On September 9 and 11, Denver released lab results from 25 randomly selected dispensaries within the city’s limits. Of the 25 shops, 20 were selling some cannabis products that contained unacceptable levels of mold or yeast. That’s a whopping 80 percent of all stores that were tested.
“There are many different reasons why products may show up on the sale shelf contaminated,” said Abby Davidson, the food and marijuana safety manager at the Denver Department of Public Health and Environment (DDPHE), to Westword. “It’s not that the dispensary that it was sent to had any hand, possibly, in contaminating the product. Or it could be that there were processes that happened after cultivation that maybe would’ve led to contamination. It’s really hard to point any fingers until we’re able to do our investigation and backtrack to how that product got to that dispensary.”
To sum up what Davidson said: There’s currently no testing protocol for weed products once they hit dispensary shelves in Colorado. Products are only batch tested after cultivation, once they’ve been extracted into concentrates, or after they’re infused into non-smokable products. As Davidson clarified, Denver officials aren’t trying to catch dispensaries with their pants down; rather, the city wants to understand what happens to weed products after they sit in bottles or behind glass counters for weeks on end.
Moldy weed has always been an issue with large-scale indoor grows, but the problem may have gotten worse after Colorado’s 2015 pesticide scandal, where some of the state’s biggest dispensaries were busted for spraying Eagle-20 a.k.a. myclobutanil, a powerful fungicide that may be toxic when burned and inhaled. With Eagle-20 now officially on the banned list of weed-grow chemicals, dispensaries were forced to resort to other mold-control methods, which may be much safer than Eagle-20 but not as effective.
Gallery — Here’s How to Tell If Your Weed Is Moldy:
The city has not yet released its official report on the random tests, but Westword got a hold of some of the results. Additionally, Denver officials have not named the dispensaries in question or which products came up positive for mold or yeast. But the publication did note that the only products testing hot were whole flower, pre-rolled joints, and shake weed.

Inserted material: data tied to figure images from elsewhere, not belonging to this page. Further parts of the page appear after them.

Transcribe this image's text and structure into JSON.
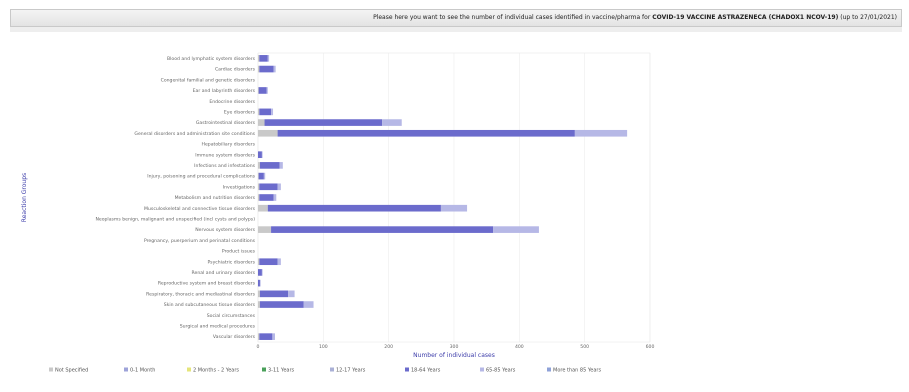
{
  "header": {
    "prefix": "Please here you want to see the number of individual cases identified in vaccine/pharma for",
    "product": "COVID-19 VACCINE ASTRAZENECA (CHADOX1 NCOV-19)",
    "suffix": "(up to 27/01/2021)"
  },
  "chart_data": {
    "type": "bar",
    "stacked": true,
    "orientation": "horizontal",
    "xlabel": "Number of individual cases",
    "ylabel": "Reaction Groups",
    "xlim": [
      0,
      600
    ],
    "xticks": [
      0,
      100,
      200,
      300,
      400,
      500,
      600
    ],
    "grid": true,
    "legend_position": "bottom",
    "categories": [
      "Blood and lymphatic system disorders",
      "Cardiac disorders",
      "Congenital familial and genetic disorders",
      "Ear and labyrinth disorders",
      "Endocrine disorders",
      "Eye disorders",
      "Gastrointestinal disorders",
      "General disorders and administration site conditions",
      "Hepatobiliary disorders",
      "Immune system disorders",
      "Infections and infestations",
      "Injury, poisoning and procedural complications",
      "Investigations",
      "Metabolism and nutrition disorders",
      "Musculoskeletal and connective tissue disorders",
      "Neoplasms benign, malignant and unspecified (incl cysts and polyps)",
      "Nervous system disorders",
      "Pregnancy, puerperium and perinatal conditions",
      "Product issues",
      "Psychiatric disorders",
      "Renal and urinary disorders",
      "Reproductive system and breast disorders",
      "Respiratory, thoracic and mediastinal disorders",
      "Skin and subcutaneous tissue disorders",
      "Social circumstances",
      "Surgical and medical procedures",
      "Vascular disorders"
    ],
    "series": [
      {
        "name": "Not Specified",
        "color": "#c9c9c9",
        "values": [
          2,
          2,
          0,
          1,
          0,
          2,
          10,
          30,
          0,
          0,
          3,
          1,
          2,
          2,
          15,
          0,
          20,
          0,
          0,
          2,
          0,
          0,
          3,
          3,
          0,
          0,
          2
        ]
      },
      {
        "name": "0-1 Month",
        "color": "#9ea3d9",
        "values": [
          0,
          0,
          0,
          0,
          0,
          0,
          0,
          0,
          0,
          0,
          0,
          0,
          0,
          0,
          0,
          0,
          0,
          0,
          0,
          0,
          0,
          0,
          0,
          0,
          0,
          0,
          0
        ]
      },
      {
        "name": "2 Months - 2 Years",
        "color": "#e5e57a",
        "values": [
          0,
          0,
          0,
          0,
          0,
          0,
          0,
          0,
          0,
          0,
          0,
          0,
          0,
          0,
          0,
          0,
          0,
          0,
          0,
          0,
          0,
          0,
          0,
          0,
          0,
          0,
          0
        ]
      },
      {
        "name": "3-11 Years",
        "color": "#4aa05a",
        "values": [
          0,
          0,
          0,
          0,
          0,
          0,
          0,
          0,
          0,
          0,
          0,
          0,
          0,
          0,
          0,
          0,
          0,
          0,
          0,
          0,
          0,
          0,
          0,
          0,
          0,
          0,
          0
        ]
      },
      {
        "name": "12-17 Years",
        "color": "#aab0d6",
        "values": [
          0,
          0,
          0,
          0,
          0,
          0,
          0,
          0,
          0,
          0,
          0,
          0,
          0,
          0,
          0,
          0,
          0,
          0,
          0,
          0,
          0,
          0,
          0,
          0,
          0,
          0,
          0
        ]
      },
      {
        "name": "18-64 Years",
        "color": "#6b6bcc",
        "values": [
          13,
          22,
          0,
          12,
          0,
          18,
          180,
          455,
          0,
          6,
          30,
          8,
          28,
          22,
          265,
          0,
          340,
          0,
          0,
          28,
          6,
          3,
          43,
          67,
          0,
          0,
          20
        ]
      },
      {
        "name": "65-85 Years",
        "color": "#b6b8e6",
        "values": [
          2,
          3,
          0,
          2,
          0,
          3,
          30,
          80,
          0,
          1,
          5,
          2,
          5,
          4,
          40,
          0,
          70,
          0,
          0,
          5,
          1,
          1,
          10,
          15,
          0,
          0,
          4
        ]
      },
      {
        "name": "More than 85 Years",
        "color": "#8fa2d8",
        "values": [
          0,
          0,
          0,
          0,
          0,
          0,
          0,
          0,
          0,
          0,
          0,
          0,
          0,
          0,
          0,
          0,
          0,
          0,
          0,
          0,
          0,
          0,
          0,
          0,
          0,
          0,
          0
        ]
      }
    ]
  }
}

While health authorities know that some mold and yeast strains can produce toxins that are dangerous to humans, there’s still no consensus concerning which levels of smoking molds or yeast are acceptable. Further, only certain molds and yeasts are known to cause serious health complications in humans. The Denver random test sampling did not assess whether the molds and yeasts found in weed products were the dangerous ones, only that the products tested above the thresholds for molds and yeast.
“It is important to note that the tests collected by DDPHE were not taken as part of an enforcement action or as a result of any complaints received about our products,” said one Colorado-based dispensary CEO, who Westword did not identify. “DDPHE collected samples from several Denver dispensaries as part of an assessment of the marijuana industry that is based on questionable scientific principles.”
Although the anonymous CEO never clarified how the City of Denver’s assessment was “based on questionable scientific principles,” Westword mentioned that one weed industry lobby, the Marijuana Industry Group, has criticized the state’s mold and yeast limits as “too strict and broad.”